Job vervloekt zichzelf
1Hierna opende Job zijn mond en vervloekte zijn dag. 2Zo begon hij:3‘Weg met de dag waarop ik werd geboren,
en de nacht die zei: “Een strijder is ontvangen.”
4Die dag, duister had hij moeten blijven;
laat God er vanuit den hoge niet op letten,
laat er geen licht over stralen;
5duisternis en de schaduw van de dood mag hem grijpen,
wolken mogen hem omhullen,
zonsverduistering mag hem slaan.
6Die nacht, duisternis had hem vast moeten houden,
uitgesloten van de dagen van het jaar,
niet toegelaten tot de kring van de maanden.
7Was die nacht maar onvruchtbaar gebleven,
geen kreet van vreugde had toen mogen klinken.
8Vervloek hem, bezweerders van de zee,
die zelfs bij machte zijn de Leviatan te laten ontwaken.
9Dek de ochtendsterren af,
zodat die nacht vergeefs wacht op licht en het niet ziet dagen.
10Hij hield immers de poort van de moederschoot niet gegrendeld
en mijn ogen bleef geen verdriet bespaard.
11Waarom ben ik niet in de schoot gestorven?
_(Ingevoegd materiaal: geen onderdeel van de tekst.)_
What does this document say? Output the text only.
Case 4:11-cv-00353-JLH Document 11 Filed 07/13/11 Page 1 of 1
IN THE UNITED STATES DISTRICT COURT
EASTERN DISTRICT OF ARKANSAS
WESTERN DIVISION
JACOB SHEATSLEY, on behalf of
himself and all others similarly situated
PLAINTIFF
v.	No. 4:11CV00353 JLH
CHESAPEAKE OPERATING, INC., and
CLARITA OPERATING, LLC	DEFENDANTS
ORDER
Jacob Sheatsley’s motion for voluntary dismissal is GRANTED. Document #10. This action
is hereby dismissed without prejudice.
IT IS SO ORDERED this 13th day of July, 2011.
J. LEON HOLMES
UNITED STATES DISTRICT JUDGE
Uit de schoot komen, en een laatste zucht?
12Waarom hebben knieën mij ontvangen?
Waarom hebben borsten mij gezoogd?
13Want o, liggen, rust hebben,
slapen, ongestoord,
14naast koningen en prinsen van deze wereld
die vervallen paleizen voor zichzelf bouwden;
15naast vorsten die eens goud bezaten
en huizen gevuld met zilver.
16Of was ik maar verborgen als een misgeboorte,
als een zuigeling die nooit het levenslicht zag.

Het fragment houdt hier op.